Jesús da un nombre al pobre, pero no al rico, volcando así el orden de la sociedad presente que trata como persona al «señor x», pero no al marginado. También vemos que Lázaro, al morir, encuentra a muchos amigos: los ángeles y Abraham, padre de los creyentes. El rico, en cambio ya no tiene amigos o abogados para arreglar su situación: el infierno es soledad. 

Algunos desearían saber cuál fue el pecado del rico para que fuera condenado al infierno. ¿Acaso negaba a Lázaro las migajas de su mesa? Pero eso no lo dice el Evangelio: sencillamente el rico no veía a Lázaro echado a su puerta».

Es aquí que quisiera detenerme y resaltar lo incorrecto de nuestra ceguera.
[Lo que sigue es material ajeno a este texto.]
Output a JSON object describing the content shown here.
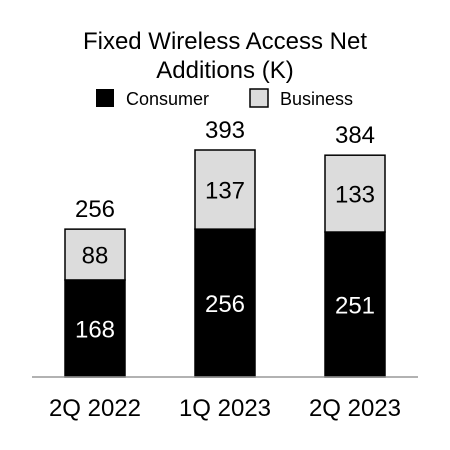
{
  "chart_data": {
    "type": "bar",
    "stacked": true,
    "title": [
      "Fixed Wireless Access Net",
      "Additions (K)"
    ],
    "xlabel": "",
    "ylabel": "",
    "ylim": [
      0,
      400
    ],
    "grid": false,
    "legend_position": "top",
    "categories": [
      "2Q 2022",
      "1Q 2023",
      "2Q 2023"
    ],
    "series": [
      {
        "name": "Consumer",
        "values": [
          168,
          256,
          251
        ],
        "color": "#000000",
        "label_color": "#ffffff"
      },
      {
        "name": "Business",
        "values": [
          88,
          137,
          133
        ],
        "color": "#dcdcdc",
        "label_color": "#000000"
      }
    ],
    "totals": [
      256,
      393,
      384
    ]
  }
}
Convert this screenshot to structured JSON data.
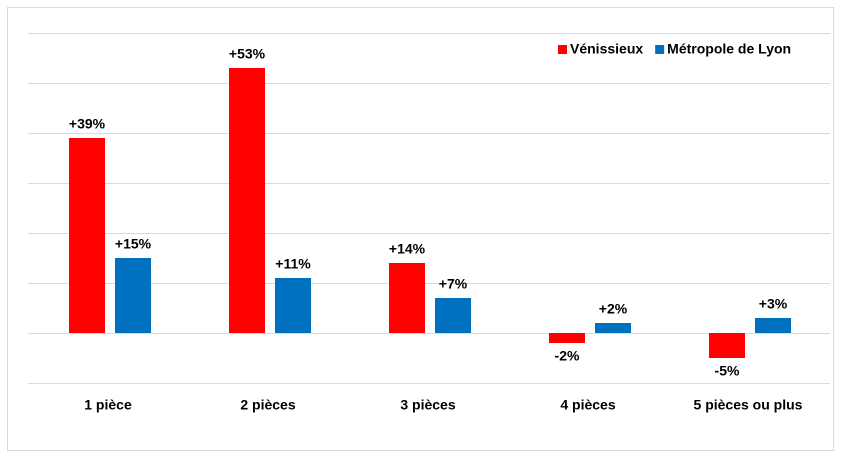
{
  "chart_data": {
    "type": "bar",
    "categories": [
      "1 pièce",
      "2 pièces",
      "3 pièces",
      "4 pièces",
      "5 pièces ou plus"
    ],
    "series": [
      {
        "name": "Vénissieux",
        "color": "#ff0000",
        "values": [
          39,
          53,
          14,
          -2,
          -5
        ],
        "value_labels": [
          "+39%",
          "+53%",
          "+14%",
          "-2%",
          "-5%"
        ]
      },
      {
        "name": "Métropole de Lyon",
        "color": "#0070c0",
        "values": [
          15,
          11,
          7,
          2,
          3
        ],
        "value_labels": [
          "+15%",
          "+11%",
          "+7%",
          "+2%",
          "+3%"
        ]
      }
    ],
    "ylim": [
      -10,
      60
    ],
    "yticks": [
      -10,
      0,
      10,
      20,
      30,
      40,
      50,
      60
    ],
    "grid": true,
    "legend": "top-right"
  }
}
Muchos de nosotros optamos por ignorar al desamparado, no porque seamos necesariamente “malos”, sino tal vez porque “ver” al mendigo implique el riesgo de hacer algo para aliviar su situación. El peligro de optar conscientemente por ignorar al que nos necesita es que terminamos desarrollando costras en el alma: ya no somos capaces de ver el sufrimiento del otro. Lo que hicimos una vez de forma consciente se vuelve una reacción inconsciente, una parte más de nuestra vida, que con el tiempo justificaremos convencidos de su validez.
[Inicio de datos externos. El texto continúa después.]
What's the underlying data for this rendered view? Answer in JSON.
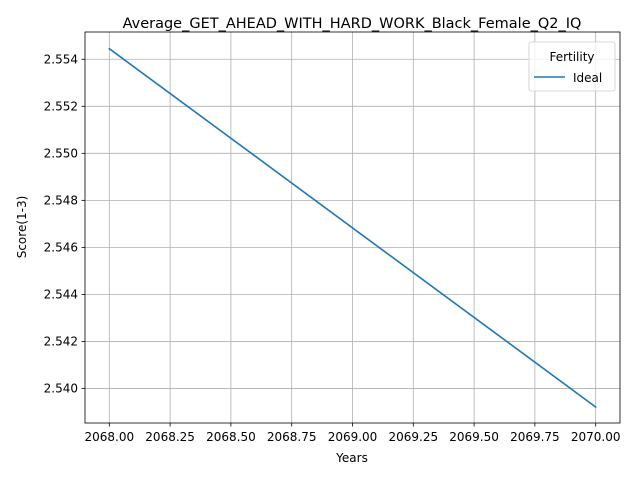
{
  "chart_data": {
    "type": "line",
    "title": "Average_GET_AHEAD_WITH_HARD_WORK_Black_Female_Q2_IQ",
    "xlabel": "Years",
    "ylabel": "Score(1-3)",
    "x_ticks": [
      "2068.00",
      "2068.25",
      "2068.50",
      "2068.75",
      "2069.00",
      "2069.25",
      "2069.50",
      "2069.75",
      "2070.00"
    ],
    "y_ticks": [
      "2.540",
      "2.542",
      "2.544",
      "2.546",
      "2.548",
      "2.550",
      "2.552",
      "2.554"
    ],
    "xlim": [
      2067.9,
      2070.1
    ],
    "ylim": [
      2.53853,
      2.55516
    ],
    "grid": true,
    "legend": {
      "title": "Fertility",
      "placement": "top-right"
    },
    "series": [
      {
        "name": "Ideal",
        "color": "#1f77b4",
        "x": [
          2068,
          2070
        ],
        "y": [
          2.55445,
          2.53921
        ]
      }
    ]
  }
}
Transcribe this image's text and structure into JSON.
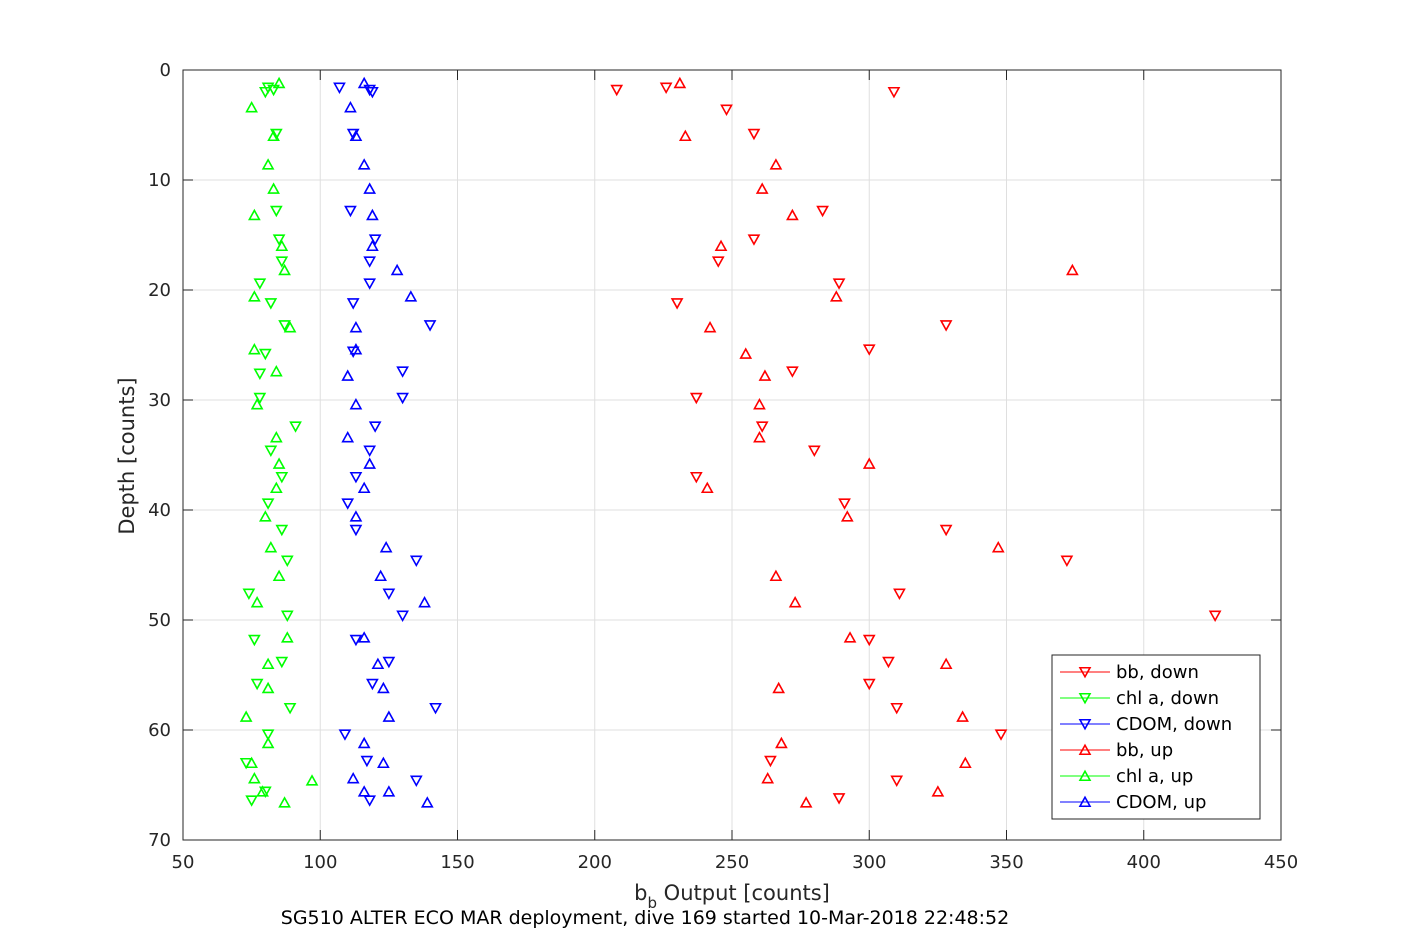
{
  "chart_data": {
    "type": "scatter",
    "xlabel_main": "b",
    "xlabel_sub": "b",
    "xlabel_rest": " Output [counts]",
    "ylabel": "Depth [counts]",
    "caption": "SG510 ALTER ECO MAR deployment, dive 169 started 10-Mar-2018 22:48:52",
    "xlim": [
      50,
      450
    ],
    "ylim": [
      0,
      70
    ],
    "y_reversed": true,
    "grid": true,
    "xticks": [
      50,
      100,
      150,
      200,
      250,
      300,
      350,
      400,
      450
    ],
    "yticks": [
      0,
      10,
      20,
      30,
      40,
      50,
      60,
      70
    ],
    "legend_position": "bottom-right",
    "series": [
      {
        "name": "bb, down",
        "color": "#ff0000",
        "marker": "triangle-down",
        "points": [
          [
            208,
            1.8
          ],
          [
            226,
            1.6
          ],
          [
            309,
            2.0
          ],
          [
            248,
            3.6
          ],
          [
            258,
            5.8
          ],
          [
            283,
            12.8
          ],
          [
            258,
            15.4
          ],
          [
            245,
            17.4
          ],
          [
            289,
            19.4
          ],
          [
            230,
            21.2
          ],
          [
            328,
            23.2
          ],
          [
            300,
            25.4
          ],
          [
            272,
            27.4
          ],
          [
            237,
            29.8
          ],
          [
            261,
            32.4
          ],
          [
            280,
            34.6
          ],
          [
            237,
            37.0
          ],
          [
            291,
            39.4
          ],
          [
            328,
            41.8
          ],
          [
            372,
            44.6
          ],
          [
            311,
            47.6
          ],
          [
            426,
            49.6
          ],
          [
            300,
            51.8
          ],
          [
            307,
            53.8
          ],
          [
            300,
            55.8
          ],
          [
            310,
            58.0
          ],
          [
            348,
            60.4
          ],
          [
            264,
            62.8
          ],
          [
            310,
            64.6
          ],
          [
            289,
            66.2
          ]
        ]
      },
      {
        "name": "chl a, down",
        "color": "#00ff00",
        "marker": "triangle-down",
        "points": [
          [
            81,
            1.6
          ],
          [
            80,
            2.0
          ],
          [
            83,
            1.8
          ],
          [
            84,
            5.8
          ],
          [
            84,
            12.8
          ],
          [
            85,
            15.4
          ],
          [
            86,
            17.4
          ],
          [
            78,
            19.4
          ],
          [
            82,
            21.2
          ],
          [
            87,
            23.2
          ],
          [
            80,
            25.8
          ],
          [
            78,
            27.6
          ],
          [
            78,
            29.8
          ],
          [
            91,
            32.4
          ],
          [
            82,
            34.6
          ],
          [
            86,
            37.0
          ],
          [
            81,
            39.4
          ],
          [
            86,
            41.8
          ],
          [
            88,
            44.6
          ],
          [
            74,
            47.6
          ],
          [
            88,
            49.6
          ],
          [
            76,
            51.8
          ],
          [
            86,
            53.8
          ],
          [
            77,
            55.8
          ],
          [
            89,
            58.0
          ],
          [
            81,
            60.4
          ],
          [
            73,
            63.0
          ],
          [
            80,
            65.6
          ],
          [
            75,
            66.4
          ]
        ]
      },
      {
        "name": "CDOM, down",
        "color": "#0000ff",
        "marker": "triangle-down",
        "points": [
          [
            107,
            1.6
          ],
          [
            119,
            2.0
          ],
          [
            118,
            1.8
          ],
          [
            112,
            5.8
          ],
          [
            111,
            12.8
          ],
          [
            120,
            15.4
          ],
          [
            118,
            17.4
          ],
          [
            118,
            19.4
          ],
          [
            112,
            21.2
          ],
          [
            140,
            23.2
          ],
          [
            112,
            25.6
          ],
          [
            130,
            27.4
          ],
          [
            130,
            29.8
          ],
          [
            120,
            32.4
          ],
          [
            118,
            34.6
          ],
          [
            113,
            37.0
          ],
          [
            110,
            39.4
          ],
          [
            113,
            41.8
          ],
          [
            135,
            44.6
          ],
          [
            125,
            47.6
          ],
          [
            130,
            49.6
          ],
          [
            113,
            51.8
          ],
          [
            125,
            53.8
          ],
          [
            119,
            55.8
          ],
          [
            142,
            58.0
          ],
          [
            109,
            60.4
          ],
          [
            117,
            62.8
          ],
          [
            135,
            64.6
          ],
          [
            118,
            66.4
          ]
        ]
      },
      {
        "name": "bb, up",
        "color": "#ff0000",
        "marker": "triangle-up",
        "points": [
          [
            231,
            1.2
          ],
          [
            233,
            6.0
          ],
          [
            266,
            8.6
          ],
          [
            261,
            10.8
          ],
          [
            272,
            13.2
          ],
          [
            246,
            16.0
          ],
          [
            374,
            18.2
          ],
          [
            288,
            20.6
          ],
          [
            242,
            23.4
          ],
          [
            255,
            25.8
          ],
          [
            262,
            27.8
          ],
          [
            260,
            30.4
          ],
          [
            260,
            33.4
          ],
          [
            300,
            35.8
          ],
          [
            241,
            38.0
          ],
          [
            292,
            40.6
          ],
          [
            347,
            43.4
          ],
          [
            266,
            46.0
          ],
          [
            273,
            48.4
          ],
          [
            293,
            51.6
          ],
          [
            328,
            54.0
          ],
          [
            267,
            56.2
          ],
          [
            334,
            58.8
          ],
          [
            268,
            61.2
          ],
          [
            335,
            63.0
          ],
          [
            263,
            64.4
          ],
          [
            325,
            65.6
          ],
          [
            277,
            66.6
          ]
        ]
      },
      {
        "name": "chl a, up",
        "color": "#00ff00",
        "marker": "triangle-up",
        "points": [
          [
            85,
            1.2
          ],
          [
            75,
            3.4
          ],
          [
            83,
            6.0
          ],
          [
            81,
            8.6
          ],
          [
            83,
            10.8
          ],
          [
            76,
            13.2
          ],
          [
            86,
            16.0
          ],
          [
            87,
            18.2
          ],
          [
            76,
            20.6
          ],
          [
            89,
            23.4
          ],
          [
            76,
            25.4
          ],
          [
            84,
            27.4
          ],
          [
            77,
            30.4
          ],
          [
            84,
            33.4
          ],
          [
            85,
            35.8
          ],
          [
            84,
            38.0
          ],
          [
            80,
            40.6
          ],
          [
            82,
            43.4
          ],
          [
            85,
            46.0
          ],
          [
            77,
            48.4
          ],
          [
            88,
            51.6
          ],
          [
            81,
            54.0
          ],
          [
            81,
            56.2
          ],
          [
            73,
            58.8
          ],
          [
            81,
            61.2
          ],
          [
            75,
            63.0
          ],
          [
            76,
            64.4
          ],
          [
            97,
            64.6
          ],
          [
            79,
            65.6
          ],
          [
            87,
            66.6
          ]
        ]
      },
      {
        "name": "CDOM, up",
        "color": "#0000ff",
        "marker": "triangle-up",
        "points": [
          [
            116,
            1.2
          ],
          [
            111,
            3.4
          ],
          [
            113,
            6.0
          ],
          [
            116,
            8.6
          ],
          [
            118,
            10.8
          ],
          [
            119,
            13.2
          ],
          [
            119,
            16.0
          ],
          [
            128,
            18.2
          ],
          [
            133,
            20.6
          ],
          [
            113,
            23.4
          ],
          [
            113,
            25.4
          ],
          [
            110,
            27.8
          ],
          [
            113,
            30.4
          ],
          [
            110,
            33.4
          ],
          [
            118,
            35.8
          ],
          [
            116,
            38.0
          ],
          [
            113,
            40.6
          ],
          [
            124,
            43.4
          ],
          [
            122,
            46.0
          ],
          [
            138,
            48.4
          ],
          [
            116,
            51.6
          ],
          [
            121,
            54.0
          ],
          [
            123,
            56.2
          ],
          [
            125,
            58.8
          ],
          [
            116,
            61.2
          ],
          [
            123,
            63.0
          ],
          [
            112,
            64.4
          ],
          [
            125,
            65.6
          ],
          [
            116,
            65.6
          ],
          [
            139,
            66.6
          ]
        ]
      }
    ]
  }
}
El padre Hurault lo explica así: «El rico no se afana tanto por gozar de la vida como para convencerse a sí mismo de que él tiene razón: hasta la iglesia debería justificarlo. Y es esta perversión de su mente que lo lleva al infierno […]».
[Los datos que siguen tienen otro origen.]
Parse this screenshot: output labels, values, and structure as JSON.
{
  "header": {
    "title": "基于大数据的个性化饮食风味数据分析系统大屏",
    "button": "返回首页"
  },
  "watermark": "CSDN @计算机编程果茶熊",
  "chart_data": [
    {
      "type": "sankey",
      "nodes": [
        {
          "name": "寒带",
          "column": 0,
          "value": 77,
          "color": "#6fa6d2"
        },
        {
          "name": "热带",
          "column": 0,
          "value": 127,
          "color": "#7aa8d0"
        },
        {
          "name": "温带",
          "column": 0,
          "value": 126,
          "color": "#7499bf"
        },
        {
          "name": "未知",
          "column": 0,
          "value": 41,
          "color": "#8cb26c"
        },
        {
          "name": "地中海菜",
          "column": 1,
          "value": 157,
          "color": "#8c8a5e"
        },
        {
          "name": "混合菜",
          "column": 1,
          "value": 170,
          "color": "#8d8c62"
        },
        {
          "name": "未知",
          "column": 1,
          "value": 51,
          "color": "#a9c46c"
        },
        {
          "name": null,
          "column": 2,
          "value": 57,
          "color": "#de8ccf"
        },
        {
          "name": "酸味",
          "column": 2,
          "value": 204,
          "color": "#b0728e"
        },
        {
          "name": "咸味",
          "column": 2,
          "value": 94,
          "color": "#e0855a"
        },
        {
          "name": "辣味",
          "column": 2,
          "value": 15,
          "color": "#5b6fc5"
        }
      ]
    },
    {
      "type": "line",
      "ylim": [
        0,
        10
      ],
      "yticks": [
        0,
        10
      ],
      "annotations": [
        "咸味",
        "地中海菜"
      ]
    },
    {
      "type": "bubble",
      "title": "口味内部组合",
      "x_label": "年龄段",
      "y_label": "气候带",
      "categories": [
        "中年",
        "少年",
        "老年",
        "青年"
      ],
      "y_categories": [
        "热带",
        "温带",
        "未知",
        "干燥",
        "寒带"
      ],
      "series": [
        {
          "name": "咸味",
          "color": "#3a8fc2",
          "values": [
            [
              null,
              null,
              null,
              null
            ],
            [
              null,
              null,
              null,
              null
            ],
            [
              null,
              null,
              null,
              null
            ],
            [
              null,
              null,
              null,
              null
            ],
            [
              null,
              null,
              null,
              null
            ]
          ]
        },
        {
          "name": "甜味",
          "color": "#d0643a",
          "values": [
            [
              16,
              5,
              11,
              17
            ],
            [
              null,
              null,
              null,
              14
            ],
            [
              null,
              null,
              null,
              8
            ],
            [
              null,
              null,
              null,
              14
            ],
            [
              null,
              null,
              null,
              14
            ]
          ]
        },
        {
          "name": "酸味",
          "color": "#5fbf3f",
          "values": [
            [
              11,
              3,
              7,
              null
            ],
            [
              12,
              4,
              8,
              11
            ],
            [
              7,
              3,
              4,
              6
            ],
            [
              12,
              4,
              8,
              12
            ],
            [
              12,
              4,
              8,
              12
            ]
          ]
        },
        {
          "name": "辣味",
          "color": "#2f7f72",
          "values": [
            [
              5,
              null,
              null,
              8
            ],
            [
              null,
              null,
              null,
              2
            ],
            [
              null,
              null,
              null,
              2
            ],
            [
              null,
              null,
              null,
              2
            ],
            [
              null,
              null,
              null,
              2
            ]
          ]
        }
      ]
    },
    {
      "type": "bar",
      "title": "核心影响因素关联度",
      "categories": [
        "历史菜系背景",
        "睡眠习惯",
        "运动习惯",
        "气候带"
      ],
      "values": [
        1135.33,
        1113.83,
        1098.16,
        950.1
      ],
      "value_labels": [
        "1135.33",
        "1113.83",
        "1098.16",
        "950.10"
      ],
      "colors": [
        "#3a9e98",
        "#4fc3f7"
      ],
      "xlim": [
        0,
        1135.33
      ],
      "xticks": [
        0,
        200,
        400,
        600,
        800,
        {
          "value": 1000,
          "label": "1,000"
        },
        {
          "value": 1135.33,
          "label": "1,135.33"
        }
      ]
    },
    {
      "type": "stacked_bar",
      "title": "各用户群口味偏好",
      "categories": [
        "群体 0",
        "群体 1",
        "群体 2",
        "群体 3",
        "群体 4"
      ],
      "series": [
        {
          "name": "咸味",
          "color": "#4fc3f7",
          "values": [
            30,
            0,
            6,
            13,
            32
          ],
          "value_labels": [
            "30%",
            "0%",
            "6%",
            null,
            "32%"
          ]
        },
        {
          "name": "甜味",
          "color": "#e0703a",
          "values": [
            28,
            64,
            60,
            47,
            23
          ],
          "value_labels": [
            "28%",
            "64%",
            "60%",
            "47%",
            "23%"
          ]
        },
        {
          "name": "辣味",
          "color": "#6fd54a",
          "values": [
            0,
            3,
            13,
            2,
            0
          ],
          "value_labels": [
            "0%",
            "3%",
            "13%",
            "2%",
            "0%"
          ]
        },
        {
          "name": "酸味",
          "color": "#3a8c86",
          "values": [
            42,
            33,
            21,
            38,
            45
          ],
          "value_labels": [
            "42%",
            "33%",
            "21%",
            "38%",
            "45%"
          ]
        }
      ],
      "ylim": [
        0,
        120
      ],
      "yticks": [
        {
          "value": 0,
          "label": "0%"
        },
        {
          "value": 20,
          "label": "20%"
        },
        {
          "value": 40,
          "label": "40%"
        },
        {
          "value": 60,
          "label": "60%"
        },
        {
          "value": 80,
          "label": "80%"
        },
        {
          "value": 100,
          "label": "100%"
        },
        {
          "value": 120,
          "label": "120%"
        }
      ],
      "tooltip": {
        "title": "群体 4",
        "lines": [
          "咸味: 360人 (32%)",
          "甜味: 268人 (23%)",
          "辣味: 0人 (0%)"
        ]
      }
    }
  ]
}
Asimismo, nuestro Papa Francisco nos da un mensaje relacionado a este tema, sobre todo ahora que estamos en Cuaresma. Él nos lo explica de la siguiente forma:

«Ante este amor fuerte como la muerte (cf. Ct 8,6), el pobre más miserable es quien no acepta reconocerse como tal. Cree que es rico, pero en realidad es el más pobre de los pobres. Esto es así porque es esclavo del pecado, que lo empuja a utilizar la riqueza y el poder no para servir a Dios y a los demás, sino parar sofocar dentro de sí la íntima convicción de que tampoco él es más que un pobre mendigo. Y cuanto mayor es el poder y la riqueza a su disposición, tanto mayor puede llegar a ser este engañoso ofuscamiento. Llega hasta tal punto que ni siquiera ve al pobre Lázaro, que mendiga a la puerta de su casa (cf. Lc 16,20-21), y que es figura de Cristo que en los pobres mendiga nuestra conversión. Lázaro es la posibilidad de conversión que Dios nos ofrece y que quizá no vemos. Y este ofuscamiento va acompañado de un soberbio delirio de omnipotencia, en el cual resuena siniestramente el demoníaco «seréis como Dios» (Gn 3,5) que es la raíz de todo pecado. Ese delirio también puede asumir formas sociales y políticas, como han mostrado los totalitarismos del siglo XX, y como muestran hoy las ideologías del pensamiento único y de la tecnociencia, que pretenden hacer que Dios sea irrelevante y que el hombre se reduzca a una masa para utilizar. Y actualmente también pueden mostrarlo las estructuras de pecado vinculadas a un modelo falso de desarrollo, basado en la idolatría del dinero, como consecuencia del cual las personas y las sociedades más ricas se vuelven indiferentes al destino de los pobres, a quienes cierran sus puertas, negándose incluso a mirarlos».

Aprovechemos esta Cuaresma para abrir los ojos a nuestro prójimo, para fijarnos en «los invisibles» y para que sea una oportunidad de hacer de este año, un año de misericordia.